18 janvier 2007

Le « add and drop »

Ce vendredi s’achèvera la période d’inscriptions pour les cours du second semestre. J’en profite pour m’attarder sur le système d’inscriptions à l’américaine qui est bien meilleur que le nôtre. En effet, rien à voir avec les démarches ultra-compliquées en cours dans nos universités et à Sciences-Po où le premier connecté est le premier servi. Bref, un cirque pas possible qui oblige souvent les étudiants à suivre des cours dans lesquels ils n’avaient aucune envie de s’inscrire.

Ici, tout se passe en trois temps :

- premier temps, quelques semaines avant le début des cours : inscription sur internet dans les cours que l’on souhaite. Généralement, tous les vœux sont exaucés.

- Deuxième temps, quelques jours avant le début des cours : le « add and drop » sur internet. Littéralement, cela signifie « ajouter et supprimer ». Chaque étudiant est libre de remodeler son emploi comme il l’entend en supprimant et en ajoutant autant de cours qu’il souhaite dans la limite des places disponibles.

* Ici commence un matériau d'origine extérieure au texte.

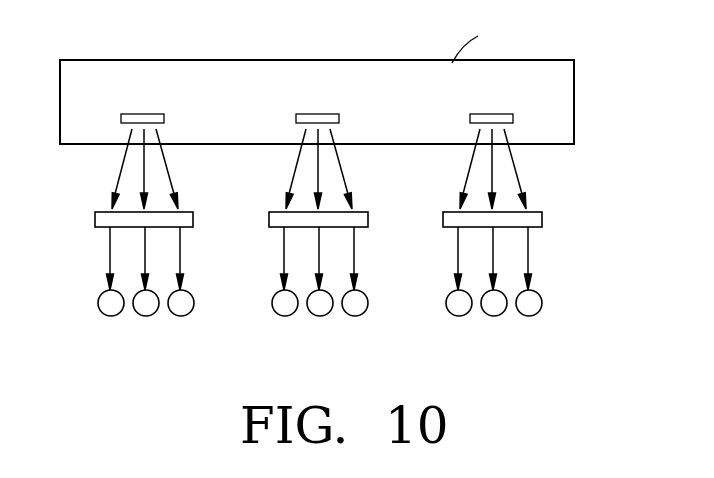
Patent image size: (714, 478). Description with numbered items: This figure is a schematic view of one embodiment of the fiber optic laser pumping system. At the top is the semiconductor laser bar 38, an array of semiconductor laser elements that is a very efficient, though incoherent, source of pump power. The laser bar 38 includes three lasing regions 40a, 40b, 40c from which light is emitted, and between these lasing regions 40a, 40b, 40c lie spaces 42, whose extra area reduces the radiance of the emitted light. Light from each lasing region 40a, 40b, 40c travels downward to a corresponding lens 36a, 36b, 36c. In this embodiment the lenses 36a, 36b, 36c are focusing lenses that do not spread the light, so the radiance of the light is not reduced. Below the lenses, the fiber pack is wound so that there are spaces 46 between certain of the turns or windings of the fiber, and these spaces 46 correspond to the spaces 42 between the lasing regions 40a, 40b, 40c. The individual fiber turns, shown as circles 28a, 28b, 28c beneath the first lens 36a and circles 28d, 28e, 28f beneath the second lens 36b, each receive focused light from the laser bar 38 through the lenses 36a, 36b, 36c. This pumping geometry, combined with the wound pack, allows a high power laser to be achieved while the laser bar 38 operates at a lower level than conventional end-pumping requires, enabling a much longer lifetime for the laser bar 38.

The semiconductor laser bar 38 is at (270, 65).
The lasing region 40a is at (125, 118).
The lasing region 40b is at (293, 118).
The lasing region 40c is at (468, 118).
The spaces between lasing regions 42 is at (234, 128).
The focusing lens 36a is at (107, 220).
The focusing lens 36b is at (280, 220).
The focusing lens 36c is at (455, 220).
The spaces between windings 46 is at (244, 256).
The optical fiber 28a is at (110, 307).
The optical fiber 28b is at (150, 308).
The optical fiber 28c is at (182, 307).
The optical fiber 28d is at (287, 307).
The optical fiber 28e is at (330, 308).
The optical fiber 28f is at (357, 307).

- Troisième temps, deux premières semaines de cours : le « add and drop » manuel. Muni d’un formulaire spécial, les étudiants ont le loisir de continuer à moduler leur emploi du temps. Cela leur permet d’assister à la première séance des cours dans lesquels ils sont inscrits et de se faire une idée. Si cela leur plaît, ils restent ou sinon ils peuvent le remplacer par un autre cours qui leur a paru plus intéressant. Ils leur suffisent pour cela d’obtenir la signature des professeurs concernés.

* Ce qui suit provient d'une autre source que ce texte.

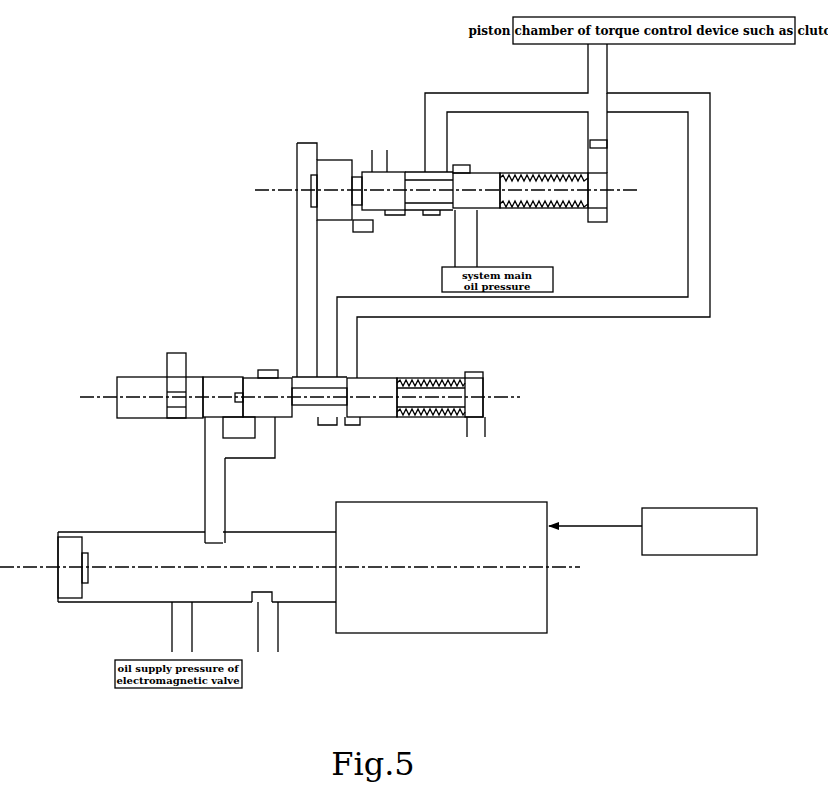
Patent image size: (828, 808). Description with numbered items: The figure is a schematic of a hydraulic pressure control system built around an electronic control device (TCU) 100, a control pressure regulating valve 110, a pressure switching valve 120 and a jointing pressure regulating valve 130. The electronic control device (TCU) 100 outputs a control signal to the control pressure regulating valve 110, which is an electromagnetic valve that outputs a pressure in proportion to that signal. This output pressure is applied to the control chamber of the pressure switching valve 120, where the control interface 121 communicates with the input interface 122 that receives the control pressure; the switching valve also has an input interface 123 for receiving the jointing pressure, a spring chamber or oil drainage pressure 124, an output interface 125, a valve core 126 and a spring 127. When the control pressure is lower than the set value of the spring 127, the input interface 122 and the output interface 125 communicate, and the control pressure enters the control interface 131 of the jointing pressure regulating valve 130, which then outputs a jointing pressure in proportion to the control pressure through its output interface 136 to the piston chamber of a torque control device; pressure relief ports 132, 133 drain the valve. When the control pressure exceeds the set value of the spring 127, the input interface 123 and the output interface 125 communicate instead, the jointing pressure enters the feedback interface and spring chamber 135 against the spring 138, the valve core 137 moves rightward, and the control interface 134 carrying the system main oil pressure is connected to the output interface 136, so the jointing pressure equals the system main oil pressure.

The electronic control device (TCU) 100 is at (658, 493).
The control pressure regulating valve 110 is at (307, 609).
The pressure switching valve 120 is at (130, 414).
The control interface 121 is at (252, 428).
The input interface 122 is at (248, 356).
The input interface 123 is at (386, 377).
The spring chamber or oil drainage pressure 124 is at (486, 375).
The output interface 125 is at (296, 436).
The valve core 126 is at (373, 389).
The spring 127 is at (520, 448).
The jointing pressure regulating valve 130 is at (417, 222).
The control interface 131 is at (292, 171).
The pressure relief port 132 is at (345, 245).
The pressure relief port 133 is at (383, 221).
The control interface 134 is at (493, 167).
The jointing pressure feedback interface and spring chamber 135 is at (635, 223).
The output interface 136 is at (413, 251).
The valve core 137 is at (452, 170).
The spring 138 is at (563, 223).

Ce système est parfait parce-qu’au bout du compte il permet une flexibilité totale et ne fait que des heureux !

A l’issue du « add and drop » dont j’ai profité pleinement voici la liste de mes 4 cours (nombre suffisant pour être considéré comme un étudiant à plein temps) :
- Histoire de l’Art au XIXème siècle
- Histoire de l’Europe Centrale au XXème siècle
- Histoire des Etats-Unis depuis la Guerre de Sécession
- Allemand

Soit un total de 12 heures de cours par semaine (mais avec énormément de travail personnel !!), très centrées sur l’histoire comme vous pouvez le constater. Et oui, j’ai finalement décidé d’abandonner mon projet de stage au Congrès pour me concentrer sur des cours dont les sujets me passionnent.